Sophie s'empare du téléphone. Elle appelle la police, leur explique la situation, donne son adresse. Sa voix vacille. Elle sent les larmes lui monter aux yeux. Elle fait de son mieux pour contrôler sa peur, sa rage, son désespoir mais son corps se rebelle. Elle doit se battre chaque seconde pour ne pas s'écrouler et aller se cacher sous un lit en pleurant comme elle le faisait enfant. 
-«Chérie prépares les garçons ! » Le voisin expulse ces mots avant d’empoigner le marteau trônant sur une étagère à chaussure démontée. 
Jouets en vrac
-« Ne faites pas ça ! C'est trop dangereux, on doit rester ensemble ! » plaide-t-elle telle Cassandre.
Quelques minutes plus tard, la petite famille s'apprête à franchir le seuil de la porte. 
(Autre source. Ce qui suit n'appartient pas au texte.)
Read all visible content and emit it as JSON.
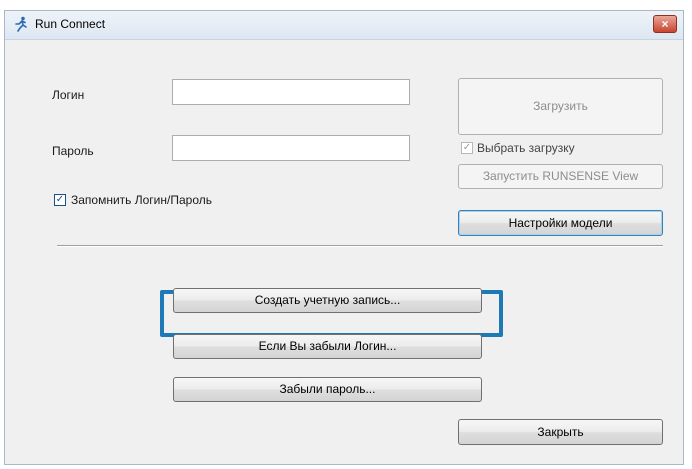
{
  "window": {
    "title": "Run Connect",
    "close_symbol": "×"
  },
  "login": {
    "label": "Логин",
    "value": ""
  },
  "password": {
    "label": "Пароль",
    "value": ""
  },
  "remember": {
    "label": "Запомнить Логин/Пароль",
    "checked": true
  },
  "upload": {
    "label": "Загрузить"
  },
  "select_upload": {
    "label": "Выбрать загрузку",
    "checked": true
  },
  "runsense": {
    "label": "Запустить RUNSENSE View"
  },
  "model_settings": {
    "label": "Настройки модели"
  },
  "create_account": {
    "label": "Создать учетную запись..."
  },
  "forgot_login": {
    "label": "Если Вы забыли Логин..."
  },
  "forgot_password": {
    "label": "Забыли пароль..."
  },
  "close": {
    "label": "Закрыть"
  },
  "colors": {
    "highlight": "#1d7ab6",
    "close_button": "#c9442e"
  },
  "icons": {
    "app": "runner-icon",
    "close": "close-icon",
    "check": "checkmark-icon"
  }
}
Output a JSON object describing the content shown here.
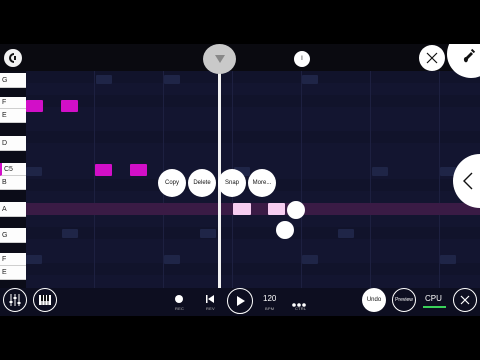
{
  "app": {
    "logo_icon": "cakewalk-logo-icon",
    "menu_badge": "I"
  },
  "piano_keys": [
    {
      "label": "G",
      "black": false
    },
    {
      "label": "F",
      "black": false
    },
    {
      "label": "E",
      "black": false
    },
    {
      "label": "D",
      "black": false
    },
    {
      "label": "C5",
      "black": false
    },
    {
      "label": "B",
      "black": false
    },
    {
      "label": "A",
      "black": false
    },
    {
      "label": "G",
      "black": false
    },
    {
      "label": "F",
      "black": false
    },
    {
      "label": "E",
      "black": false
    }
  ],
  "context_menu": {
    "copy": "Copy",
    "delete": "Delete",
    "snap": "Snap",
    "more": "More..."
  },
  "transport": {
    "rec_label": "REC",
    "rev_label": "REV",
    "bpm_value": "120",
    "bpm_label": "BPM",
    "ctrl_label": "CTRL"
  },
  "actions": {
    "undo": "Undo",
    "preview": "Preview",
    "cpu": "CPU"
  },
  "colors": {
    "note": "#d20fc8",
    "note_selected": "#f6cdf0",
    "grid_bg": "#131530",
    "cpu_meter": "#3ad15a"
  }
}
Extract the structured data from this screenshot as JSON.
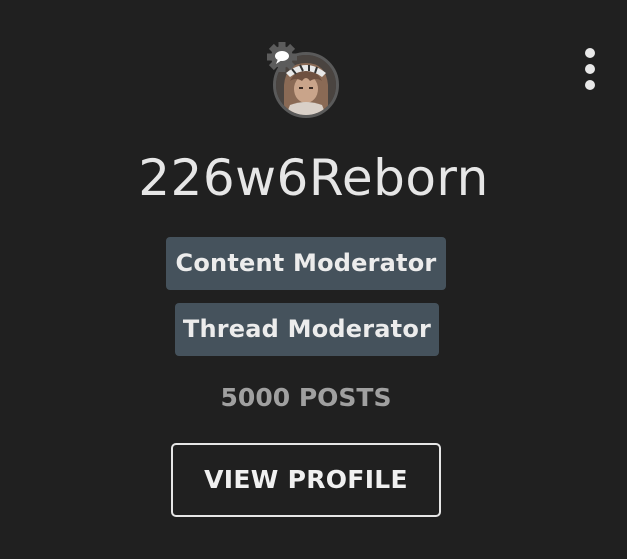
{
  "profile": {
    "username": "226w6Reborn",
    "avatar_alt": "user-avatar",
    "roles": [
      {
        "label": "Content Moderator"
      },
      {
        "label": "Thread Moderator"
      }
    ],
    "posts_label": "5000 POSTS",
    "view_profile_label": "VIEW PROFILE"
  },
  "icons": {
    "menu": "more-vertical-icon",
    "chat_badge": "chat-bubble-icon"
  },
  "colors": {
    "background": "#202020",
    "role_badge_bg": "#45525c",
    "text_primary": "#e6e6e6",
    "text_muted": "#a0a0a0"
  }
}
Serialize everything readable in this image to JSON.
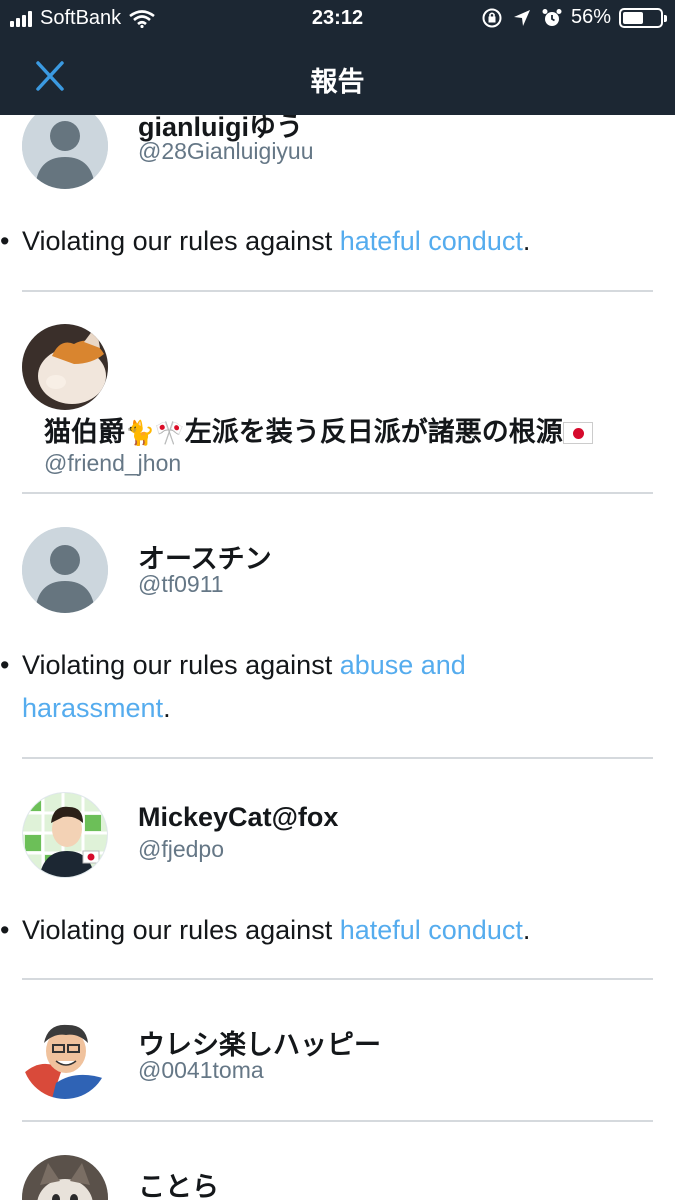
{
  "status": {
    "carrier": "SoftBank",
    "time": "23:12",
    "battery": "56%",
    "battery_level": 0.56
  },
  "nav": {
    "title": "報告",
    "close_icon": "close-icon"
  },
  "reason_prefix": "Violating our rules against ",
  "colors": {
    "bar": "#1c2733",
    "link": "#55acee",
    "handle": "#657786"
  },
  "users": [
    {
      "name": "gianluigiゆう",
      "handle": "@28Gianluigiyuu",
      "avatar": "default-avatar",
      "reason_link": "hateful conduct",
      "reason_end": "."
    },
    {
      "name": "猫伯爵",
      "name_suffix": "左派を装う反日派が諸悪の根源",
      "handle": "@friend_jhon",
      "avatar": "cat-avatar",
      "cat_emoji": "🐈",
      "crossed_flags_emoji": "🎌"
    },
    {
      "name": "オースチン",
      "handle": "@tf0911",
      "avatar": "default-avatar",
      "reason_link": "abuse and harassment",
      "reason_link_line1": "abuse and",
      "reason_link_line2": "harassment",
      "reason_end": "."
    },
    {
      "name": "MickeyCat@fox",
      "handle": "@fjedpo",
      "avatar": "man-avatar",
      "reason_link": "hateful conduct",
      "reason_end": "."
    },
    {
      "name": "ウレシ楽しハッピー",
      "handle": "@0041toma",
      "avatar": "cartoon-avatar"
    },
    {
      "name": "ことら",
      "avatar": "cat-avatar"
    }
  ]
}
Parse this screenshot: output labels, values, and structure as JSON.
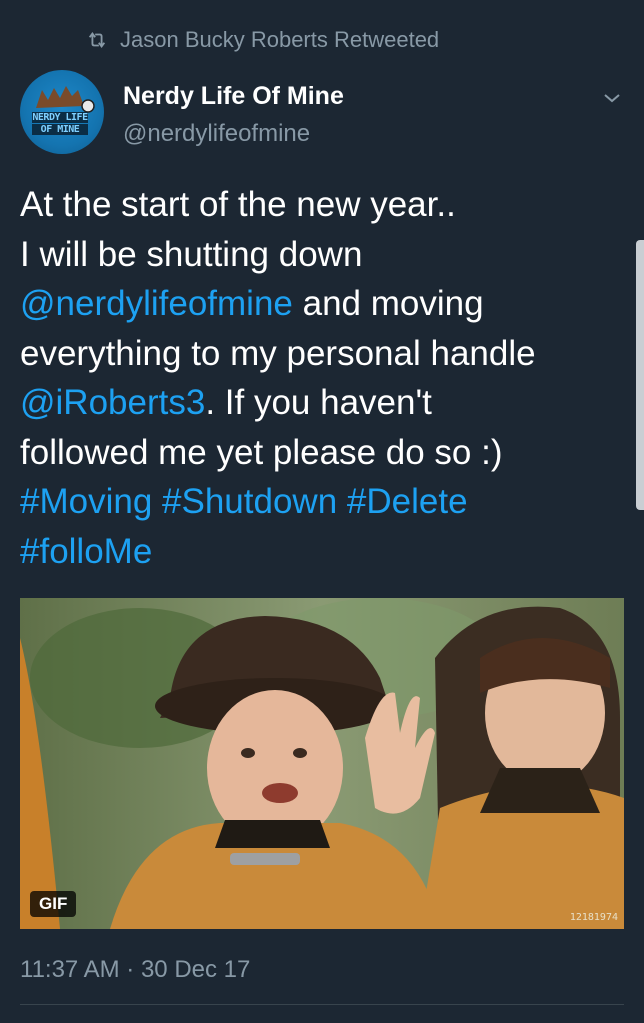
{
  "retweet": {
    "label": "Jason Bucky Roberts Retweeted"
  },
  "author": {
    "display_name": "Nerdy Life Of Mine",
    "handle": "@nerdylifeofmine",
    "avatar_logo_text": [
      "NERDY LIFE",
      "OF MINE"
    ]
  },
  "tweet": {
    "segments": [
      {
        "text": "At the start of the new year..\nI will be shutting down\n",
        "link": false
      },
      {
        "text": "@nerdylifeofmine",
        "link": true
      },
      {
        "text": " and moving\neverything to my personal handle\n",
        "link": false
      },
      {
        "text": "@iRoberts3",
        "link": true
      },
      {
        "text": ". If you haven't\nfollowed me yet please do so :)\n",
        "link": false
      },
      {
        "text": "#Moving",
        "link": true
      },
      {
        "text": " ",
        "link": false
      },
      {
        "text": "#Shutdown",
        "link": true
      },
      {
        "text": " ",
        "link": false
      },
      {
        "text": "#Delete",
        "link": true
      },
      {
        "text": "\n",
        "link": false
      },
      {
        "text": "#folloMe",
        "link": true
      }
    ]
  },
  "media": {
    "badge": "GIF",
    "watermark": "12181974"
  },
  "timestamp": "11:37 AM · 30 Dec 17",
  "colors": {
    "background": "#1c2733",
    "link": "#1da1f2",
    "secondary_text": "#8899a6"
  },
  "icons": {
    "retweet": "retweet-icon",
    "menu": "chevron-down-icon"
  }
}
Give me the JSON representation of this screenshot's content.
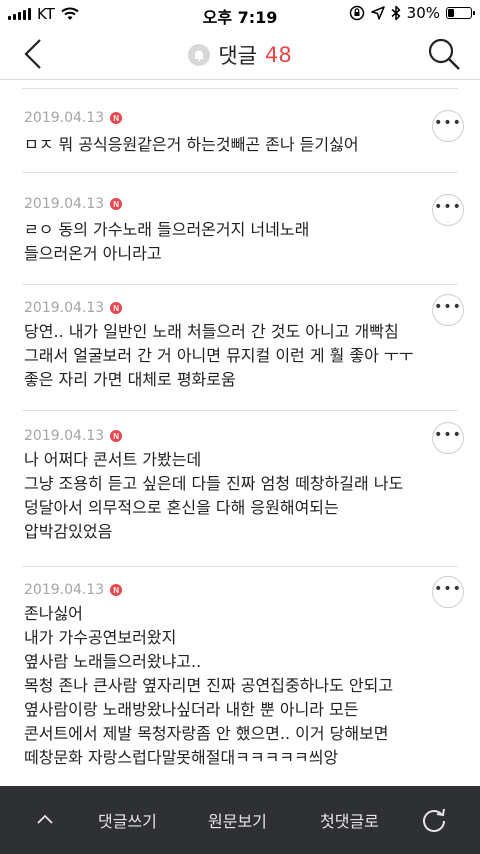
{
  "status_bar": {
    "carrier": "KT",
    "time": "오후 7:19",
    "battery_percent": "30%",
    "battery_level": 0.3
  },
  "header": {
    "title": "댓글",
    "count": "48"
  },
  "comments": [
    {
      "date": "2019.04.13",
      "badge": "N",
      "lines": [
        "ㅁㅈ 뭐 공식응원같은거 하는것빼곤 존나 듣기싫어"
      ]
    },
    {
      "date": "2019.04.13",
      "badge": "N",
      "lines": [
        "ㄹㅇ 동의 가수노래 들으러온거지 너네노래",
        "들으러온거 아니라고"
      ]
    },
    {
      "date": "2019.04.13",
      "badge": "N",
      "lines": [
        "당연.. 내가 일반인 노래 처들으러 간 것도 아니고 개빡침",
        "그래서 얼굴보러 간 거 아니면 뮤지컬 이런 게 훨 좋아 ㅜㅜ",
        "좋은 자리 가면 대체로 평화로움"
      ]
    },
    {
      "date": "2019.04.13",
      "badge": "N",
      "lines": [
        "나 어쩌다 콘서트 가봤는데",
        "그냥 조용히 듣고 싶은데 다들 진짜 엄청 떼창하길래 나도",
        "덩달아서 의무적으로 혼신을 다해 응원해여되는",
        "압박감있었음"
      ]
    },
    {
      "date": "2019.04.13",
      "badge": "N",
      "lines": [
        "존나싫어",
        "내가 가수공연보러왔지",
        "옆사람 노래들으러왔냐고..",
        "목청 존나 큰사람 옆자리면 진짜 공연집중하나도 안되고",
        "옆사람이랑 노래방왔나싶더라 내한 뿐 아니라 모든",
        "콘서트에서 제발 목청자랑좀 안 했으면.. 이거 당해보면",
        "떼창문화 자랑스럽다말못해절대ㅋㅋㅋㅋㅋ씌앙"
      ]
    }
  ],
  "bottom_bar": {
    "write": "댓글쓰기",
    "original": "원문보기",
    "first": "첫댓글로"
  }
}
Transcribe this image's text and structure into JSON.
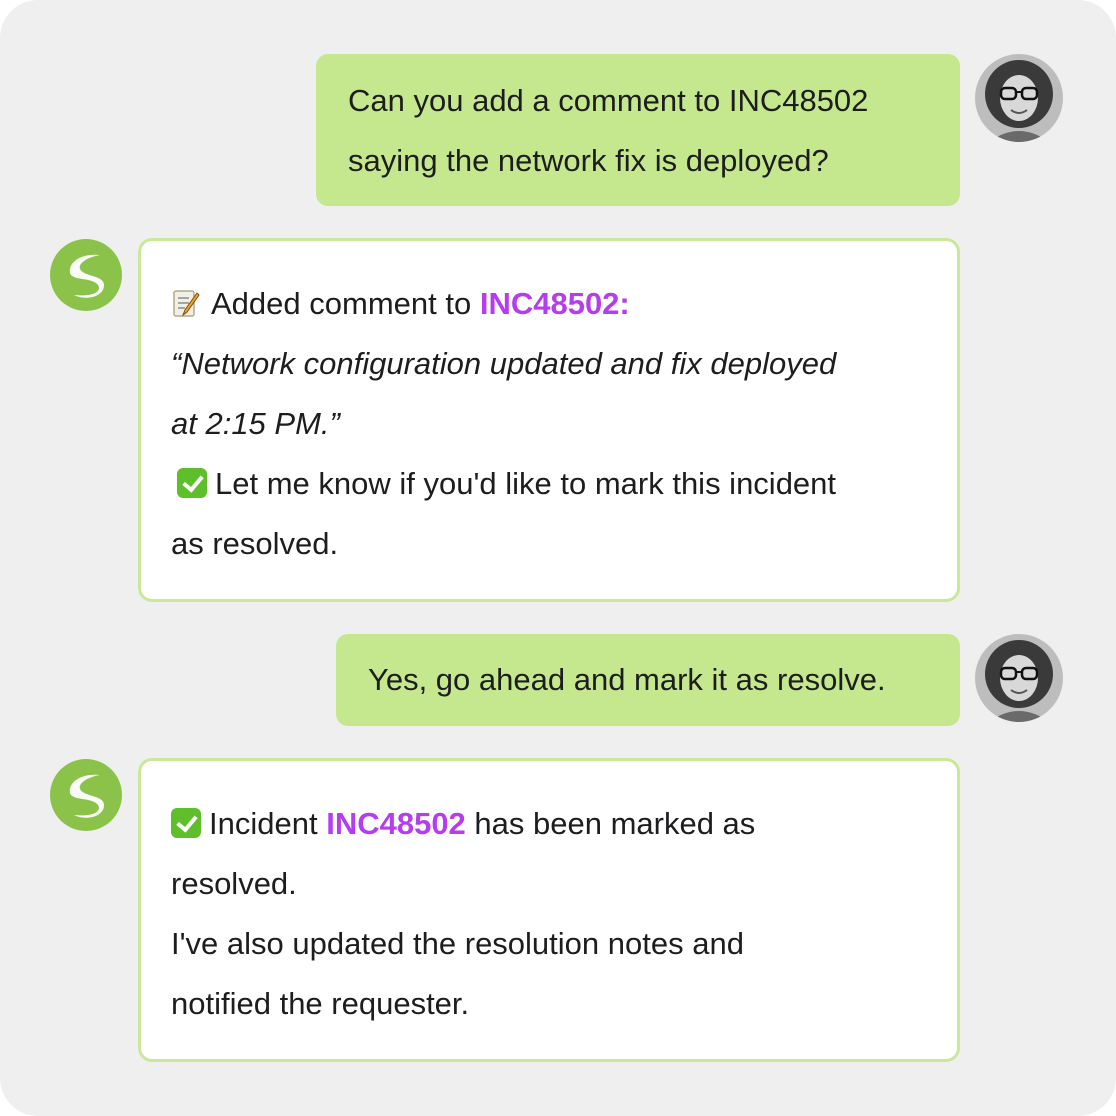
{
  "conversation": {
    "messages": [
      {
        "role": "user",
        "lines": [
          "Can you add a comment to INC48502",
          "saying the network fix is deployed?"
        ]
      },
      {
        "role": "assistant",
        "intro_emoji": "memo-icon",
        "intro_text": "Added comment to ",
        "ticket": "INC48502:",
        "quote_line1": "“Network configuration updated and fix deployed",
        "quote_line2": "at 2:15 PM.”",
        "followup_emoji": "check-mark-icon",
        "followup_line1": "Let me know if you'd like to mark this incident",
        "followup_line2": "as resolved."
      },
      {
        "role": "user",
        "lines": [
          "Yes, go ahead and mark it as resolve."
        ]
      },
      {
        "role": "assistant",
        "status_emoji": "check-mark-icon",
        "line1_prefix": "Incident ",
        "ticket": "INC48502",
        "line1_suffix": " has been marked as",
        "line2": "resolved.",
        "line3": "I've also updated the resolution notes and",
        "line4": "notified the requester."
      }
    ]
  },
  "colors": {
    "background": "#efefef",
    "user_bubble": "#c5e88f",
    "bot_border": "#c9e89a",
    "ticket_accent": "#b53cf0",
    "bot_avatar": "#8bc34a"
  }
}
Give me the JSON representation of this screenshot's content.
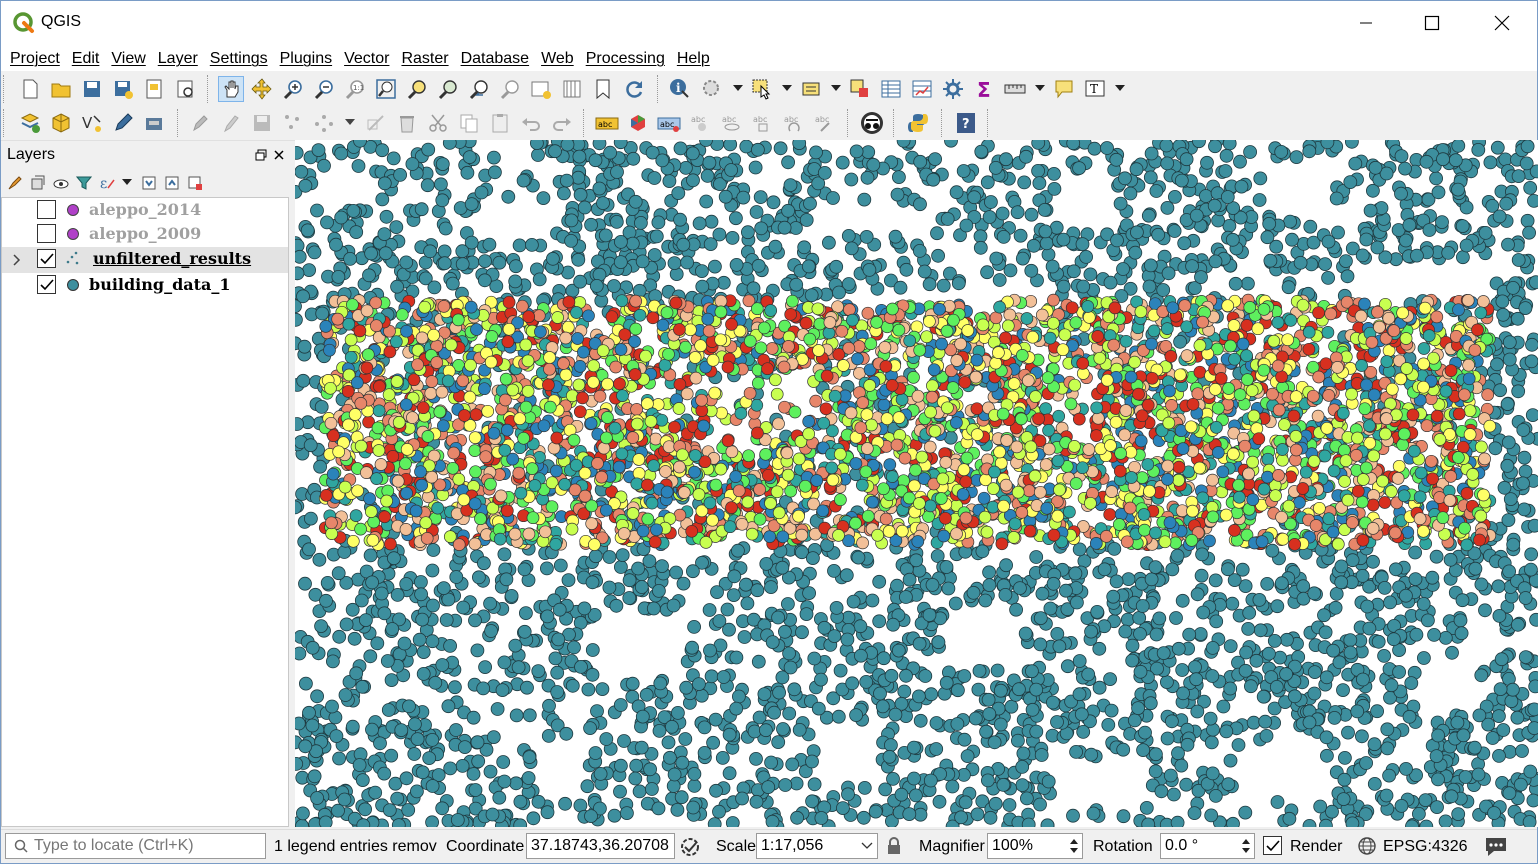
{
  "window": {
    "title": "QGIS",
    "controls": [
      "minimize-icon",
      "maximize-icon",
      "close-icon"
    ]
  },
  "menubar": {
    "items": [
      "Project",
      "Edit",
      "View",
      "Layer",
      "Settings",
      "Plugins",
      "Vector",
      "Raster",
      "Database",
      "Web",
      "Processing",
      "Help"
    ]
  },
  "toolbar_row1": {
    "icons": [
      "new-project-icon",
      "open-project-icon",
      "save-project-icon",
      "save-as-icon",
      "new-print-layout-icon",
      "layout-manager-icon",
      "pan-icon",
      "pan-to-selection-icon",
      "zoom-in-icon",
      "zoom-out-icon",
      "zoom-native-icon",
      "zoom-full-icon",
      "zoom-to-selection-icon",
      "zoom-to-layer-icon",
      "zoom-last-icon",
      "zoom-next-icon",
      "new-map-view-icon",
      "temporal-icon",
      "bookmark-new-icon",
      "show-bookmarks-icon",
      "refresh-icon",
      "identify-icon",
      "action-icon",
      "select-icon",
      "select-by-value-icon",
      "deselect-icon",
      "attribute-table-icon",
      "field-calculator-icon",
      "processing-toolbox-icon",
      "statistics-sum-icon",
      "measure-icon",
      "map-tips-icon",
      "text-annotation-icon"
    ]
  },
  "toolbar_row2": {
    "icons": [
      "data-source-manager-icon",
      "new-geopackage-icon",
      "digitize-icon",
      "toggle-editing-icon",
      "save-edits-icon",
      "add-feature-icon",
      "vertex-tool-icon",
      "delete-selected-icon",
      "cut-features-icon",
      "copy-features-icon",
      "paste-features-icon",
      "undo-icon",
      "redo-icon",
      "label-tool-icon",
      "diagram-icon",
      "pin-labels-icon",
      "show-hide-labels-icon",
      "move-label-icon",
      "rotate-label-icon",
      "change-label-icon",
      "plugin-icon",
      "python-console-icon",
      "help-icon"
    ]
  },
  "layers_panel": {
    "title": "Layers",
    "tool_icons": [
      "open-layer-styling-icon",
      "add-group-icon",
      "manage-visibility-icon",
      "filter-legend-icon",
      "filter-expression-icon",
      "expand-all-icon",
      "collapse-all-icon",
      "remove-layer-icon"
    ],
    "layers": [
      {
        "name": "aleppo_2014",
        "checked": false,
        "symbol_color": "#b040c8",
        "active": false,
        "expandable": false,
        "underlined": false
      },
      {
        "name": "aleppo_2009",
        "checked": false,
        "symbol_color": "#b040c8",
        "active": false,
        "expandable": false,
        "underlined": false
      },
      {
        "name": "unfiltered_results",
        "checked": true,
        "symbol_color": "multi",
        "active": true,
        "expandable": true,
        "underlined": true
      },
      {
        "name": "building_data_1",
        "checked": true,
        "symbol_color": "#3d8f9e",
        "active": false,
        "expandable": false,
        "underlined": false
      }
    ]
  },
  "map_canvas": {
    "building_color": "#3d8f9e",
    "result_colors": [
      "#d7301f",
      "#e7866a",
      "#f2c098",
      "#ffff66",
      "#c8ff50",
      "#5ef05e",
      "#2fa6a0",
      "#2b83ba"
    ]
  },
  "statusbar": {
    "locator_placeholder": "Type to locate (Ctrl+K)",
    "message": "1 legend entries remov",
    "coordinate_label": "Coordinate",
    "coordinate_value": "37.18743,36.20708",
    "scale_label": "Scale",
    "scale_value": "1:17,056",
    "magnifier_label": "Magnifier",
    "magnifier_value": "100%",
    "rotation_label": "Rotation",
    "rotation_value": "0.0 °",
    "render_label": "Render",
    "render_checked": true,
    "crs": "EPSG:4326"
  }
}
-« Vous faites une bêtise mais bonne chance. 
-Bonne chance à vous » murmure la voisine en serrant contre elle le plus jeune garçon encore endormit.
La porte s'ouvre et se referme sans bruit. Sophie se retrouve coincée dans cet appartement qu'elle ne connait pas, seule. Entourée de jouets cassés.
                                                                                                                                                A suivre...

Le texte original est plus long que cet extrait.